Pour it plain and simple: Like fine wine and lifelong friendships, a good olive oil is complex and beautiful—and best appreciated straight from the source (in this case, the bottle). Crudités are often served in Italy with a dish of extra virgin olive oil but we like to swirl the oil with ricotta and balsamic vinegar for creaminess and zing. Similarly, our fennel-and-avocado salad needs just a drizzle of oil to finish, since the satsuma supplies the sweetness and acidity you'd normally get from vinegar or lemon. For finishing oils, our test kitchen team says Lucini Premium Select ($23 for 500 ml, amazon.com) and Laudemio Frescobaldi ($44.99 for 500 ml, olio2go.com) are their go-tos.

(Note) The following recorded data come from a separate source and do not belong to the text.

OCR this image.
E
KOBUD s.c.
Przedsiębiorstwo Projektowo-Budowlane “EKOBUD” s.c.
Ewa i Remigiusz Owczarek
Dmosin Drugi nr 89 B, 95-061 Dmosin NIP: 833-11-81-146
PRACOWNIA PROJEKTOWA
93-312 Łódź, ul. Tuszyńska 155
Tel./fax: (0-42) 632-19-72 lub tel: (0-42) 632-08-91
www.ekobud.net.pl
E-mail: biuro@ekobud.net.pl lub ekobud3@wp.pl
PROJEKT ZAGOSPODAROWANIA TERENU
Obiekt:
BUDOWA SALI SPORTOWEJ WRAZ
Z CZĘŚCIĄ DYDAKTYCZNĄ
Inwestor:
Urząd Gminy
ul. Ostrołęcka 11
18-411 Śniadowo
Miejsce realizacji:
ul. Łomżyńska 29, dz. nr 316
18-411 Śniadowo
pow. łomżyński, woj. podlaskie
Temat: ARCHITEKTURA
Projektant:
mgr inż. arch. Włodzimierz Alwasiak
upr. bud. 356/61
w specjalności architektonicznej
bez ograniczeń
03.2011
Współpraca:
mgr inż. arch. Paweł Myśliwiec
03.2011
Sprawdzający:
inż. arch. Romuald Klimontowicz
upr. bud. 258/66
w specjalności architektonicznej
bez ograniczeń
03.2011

Another great use for olive oil? Frying. Whoever started the whisper campaign against using olive oil this way due to its low smoke point can ease off. Extra-virgin varieties have a smoke point upwards of 375 degrees, which is higher than any of the recipes here require. Try a dinner of pounded, breaded pork chops sizzled in a thin layer of the stuff; the recipe ends with a splash of white vinegar to infuse its crust, just like a salt-and-vinegar potato chip. Hot potatoes are another tasty option: Spuds are cut into wedges, parboiled, then dried on a baking sheet before being fried. The potato wedges are just right for dipping in aioli, another dish that shines with olive oil. For cooking, our food editors love California Olive Ranch ($14 for 500 ml, californiaoliveranch.com), which they say is a great all-around option.

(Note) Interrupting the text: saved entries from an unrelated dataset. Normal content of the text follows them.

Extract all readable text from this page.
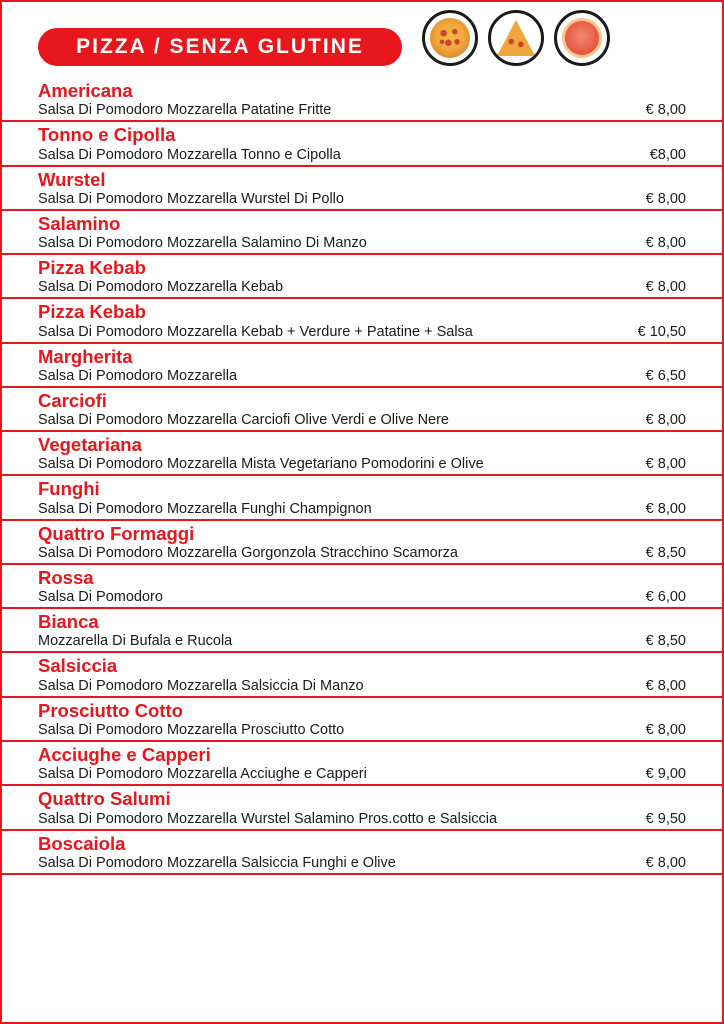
PIZZA / SENZA GLUTINE
Americana
Salsa Di Pomodoro Mozzarella Patatine Fritte	€ 8,00
Tonno e Cipolla
Salsa Di Pomodoro Mozzarella Tonno e Cipolla	€8,00
Wurstel
Salsa Di Pomodoro Mozzarella Wurstel Di Pollo	€ 8,00
Salamino
Salsa Di Pomodoro Mozzarella Salamino Di Manzo	€ 8,00
Pizza Kebab
Salsa Di Pomodoro Mozzarella Kebab	€ 8,00
Pizza Kebab
Salsa Di Pomodoro Mozzarella Kebab + Verdure + Patatine + Salsa	€ 10,50
Margherita
Salsa Di Pomodoro Mozzarella	€ 6,50
Carciofi
Salsa Di Pomodoro Mozzarella Carciofi Olive Verdi e Olive Nere	€ 8,00
Vegetariana
Salsa Di Pomodoro Mozzarella Mista Vegetariano Pomodorini e Olive	€ 8,00
Funghi
Salsa Di Pomodoro Mozzarella Funghi Champignon	€ 8,00
Quattro Formaggi
Salsa Di Pomodoro Mozzarella Gorgonzola Stracchino Scamorza	€ 8,50
Rossa
Salsa Di Pomodoro	€ 6,00
Bianca
Mozzarella Di Bufala e Rucola	€ 8,50
Salsiccia
Salsa Di Pomodoro Mozzarella Salsiccia Di Manzo	€ 8,00
Prosciutto Cotto
Salsa Di Pomodoro Mozzarella Prosciutto Cotto	€ 8,00
Acciughe e Capperi
Salsa Di Pomodoro Mozzarella Acciughe e Capperi	€ 9,00
Quattro Salumi
Salsa Di Pomodoro Mozzarella Wurstel Salamino Pros.cotto e Salsiccia	€ 9,50
Boscaiola
Salsa Di Pomodoro Mozzarella Salsiccia Funghi e Olive	€ 8,00
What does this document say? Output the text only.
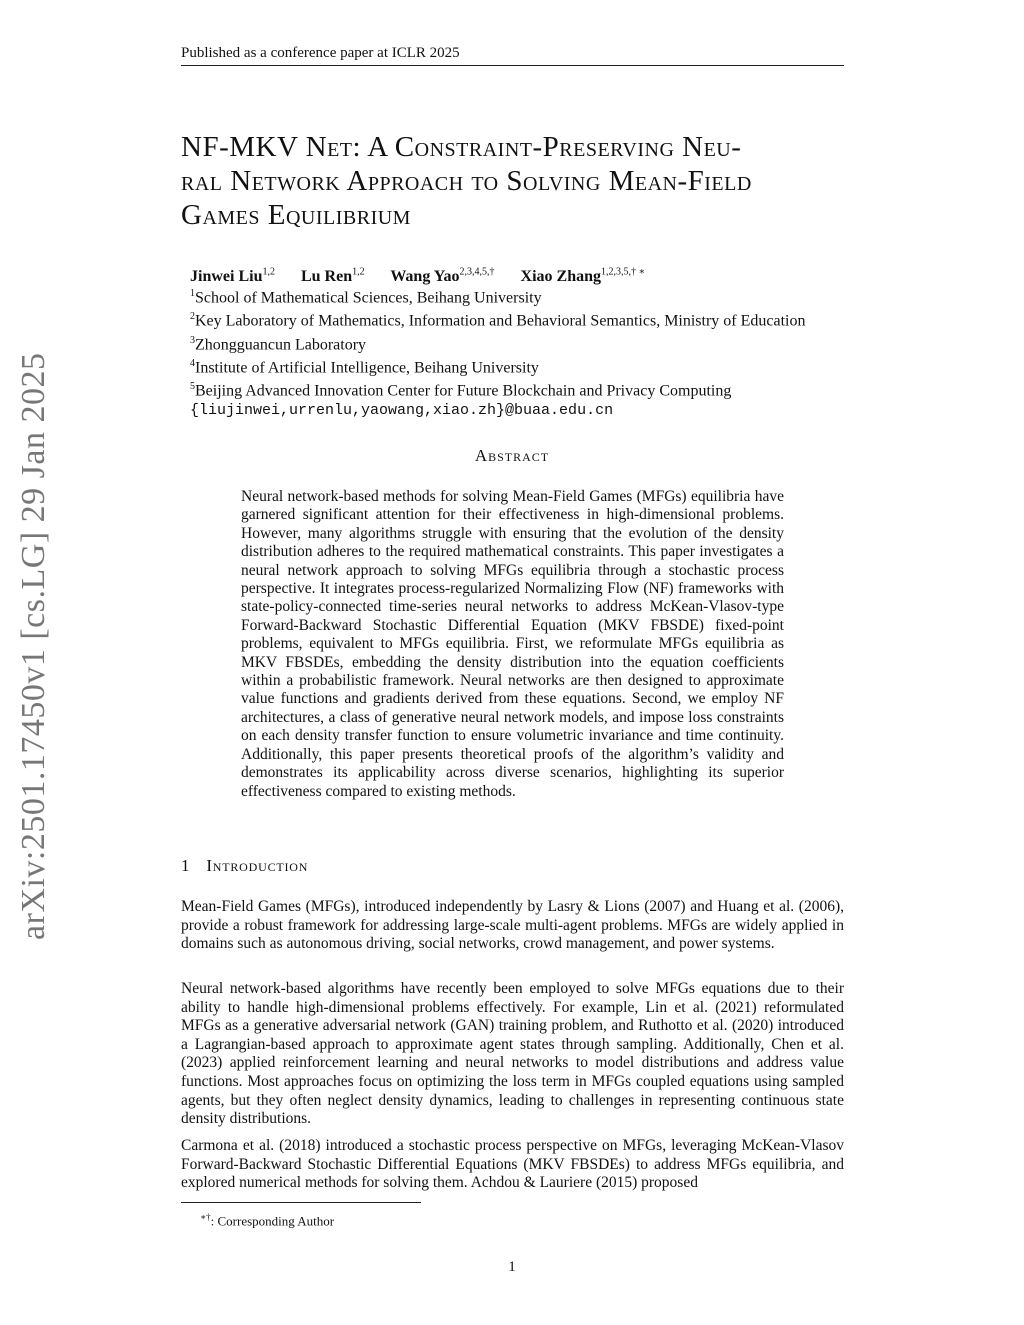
Published as a conference paper at ICLR 2025
arXiv:2501.17450v1 [cs.LG] 29 Jan 2025
NF-MKV Net: A Constraint-Preserving Neu-
ral Network Approach to Solving Mean-Field
Games Equilibrium
Jinwei Liu$^{1,2}$ Lu Ren$^{1,2}$ Wang Yao$^{2,3,4,5,\dagger}$ Xiao Zhang$^{1,2,3,5,\dagger ∗}$
$^1$School of Mathematical Sciences, Beihang University
$^2$Key Laboratory of Mathematics, Information and Behavioral Semantics, Ministry of Education
$^3$Zhongguancun Laboratory
$^4$Institute of Artificial Intelligence, Beihang University
$^5$Beijing Advanced Innovation Center for Future Blockchain and Privacy Computing
{liujinwei,urrenlu,yaowang,xiao.zh}@buaa.edu.cn
Abstract

Neural network-based methods for solving Mean-Field Games (MFGs) equilibria have garnered significant attention for their effectiveness in high-dimensional problems. However, many algorithms struggle with ensuring that the evolution of the density distribution adheres to the required mathematical constraints. This paper investigates a neural network approach to solving MFGs equilibria through a stochastic process perspective. It integrates process-regularized Normalizing Flow (NF) frameworks with state-policy-connected time-series neural networks to address McKean-Vlasov-type Forward-Backward Stochastic Differential Equation (MKV FBSDE) fixed-point problems, equivalent to MFGs equilibria. First, we reformulate MFGs equilibria as MKV FBSDEs, embedding the density distribution into the equation coefficients within a probabilistic framework. Neural networks are then designed to approximate value functions and gradients derived from these equations. Second, we employ NF architectures, a class of generative neural network models, and impose loss constraints on each density transfer function to ensure volumetric invariance and time continuity. Additionally, this paper presents theoretical proofs of the algorithm’s validity and demonstrates its applicability across diverse scenarios, highlighting its superior effectiveness compared to existing methods.

1 Introduction

Mean-Field Games (MFGs), introduced independently by Lasry & Lions (2007) and Huang et al. (2006), provide a robust framework for addressing large-scale multi-agent problems. MFGs are widely applied in domains such as autonomous driving, social networks, crowd management, and power systems.

Neural network-based algorithms have recently been employed to solve MFGs equations due to their ability to handle high-dimensional problems effectively. For example, Lin et al. (2021) reformulated MFGs as a generative adversarial network (GAN) training problem, and Ruthotto et al. (2020) introduced a Lagrangian-based approach to approximate agent states through sampling. Additionally, Chen et al. (2023) applied reinforcement learning and neural networks to model distributions and address value functions. Most approaches focus on optimizing the loss term in MFGs coupled equations using sampled agents, but they often neglect density dynamics, leading to challenges in representing continuous state density distributions.

Carmona et al. (2018) introduced a stochastic process perspective on MFGs, leveraging McKean-Vlasov Forward-Backward Stochastic Differential Equations (MKV FBSDEs) to address MFGs equilibria, and explored numerical methods for solving them. Achdou & Lauriere (2015) proposed

∗†: Corresponding Author
1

You can also whip olive oil into desserts. Olive oil cake always delights, but why stop there? Whisk a fruity variety of extra virgin olive oil into mango sorbet, and the flavors blend organically while the fat softens the icy edges. Or wield it instead of butter in these cocoa crispies, which also have a touch of honey to lend a deeper sweetness than sugar alone. Our pick for both of these treats: Les Moulins Mahjoub ($11.90 for 375 ml, mypanier.com).
Recipes and Food Styling by Lauryn Tyrell. Prop Styling by Tanya Graff. Art Direction by James Maikowski.
Fennel, Avocado, and Satsuma Salad
Here's a salad that shines in the winter but tastes great year round. When crunchy fennel and creamy avocado meet sweet citrus, there's no need for vinegar or a vinaigrette. The juices from the satsuma mandarins combine with a finishing touch of olive oil for the best of dressings.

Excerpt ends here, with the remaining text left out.